How does it look to use this logging? It's almost trivial:
=head2 index
The root page (/)
=cut
sub index :Path :Args(0)
{
my ( $self, $c ) = @_;
$c->log_cohort_event( event => 'VIEWEDHOMEPAGE' );
$c->stash( template => 'index.tt' );
}
=head2 send_feedback
Allows the user to send feedback about what just happened.
=cut
sub send_feedback :Path('/send_feedback') :Args(0)
{
my ($self, $c) = @_;
my $method = lc $c->req->method;
return $c->res->redirect( '/users' ) unless $method eq 'post';
my $params = $self->get_params_for( $c, 'feedback' );
$c->model( 'UserMail' )->send_feedback( $c, $params );
$c->add_message( 'Feedback received! '.
'Thanks for helping us make things better!' );
$c->log_cohort_event( event => 'SENTFEEDBACK' );
return $c->res->redirect( $params->{path} || '/users' );
}
These two controller actions each call $c->log_cohort_event
with a specific event string. (Again, these could easily be constants generated
from an enumeration in the database, but we haven't needed to formalize them
yet.) While I considered making a Catalyst method attribute (like
:Local
or :Args
to enforce this logging with an
annotation, we decided that the flexibility of logging an event selectively
outweighed the syntactic concerns of adding a line of code. Only after a user
has actually sent feedback, for example, does the SENTFEEDBACK
event get logged.
Testing for this logging is almost trivial.
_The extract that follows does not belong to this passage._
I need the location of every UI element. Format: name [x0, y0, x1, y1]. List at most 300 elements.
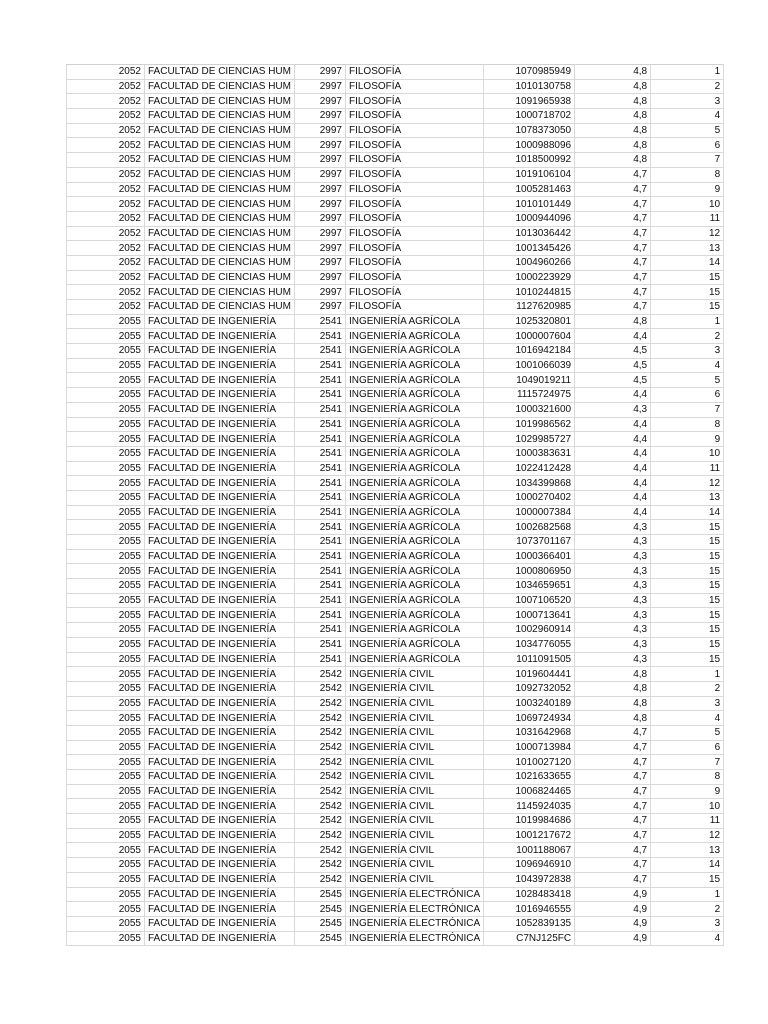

Reporting is slightly more interesting, but how you do that depends on how you divide your userset into distinct cohorts.
The last exciting problem is how to detect spiders, bots, and other non-human user agents to exclude them from this analysis. Optimizing the sales and conversion and retention and engagement funnels for automated processes makes little sense. I have some ideas—some of them amazing failures—but that's a story for another time.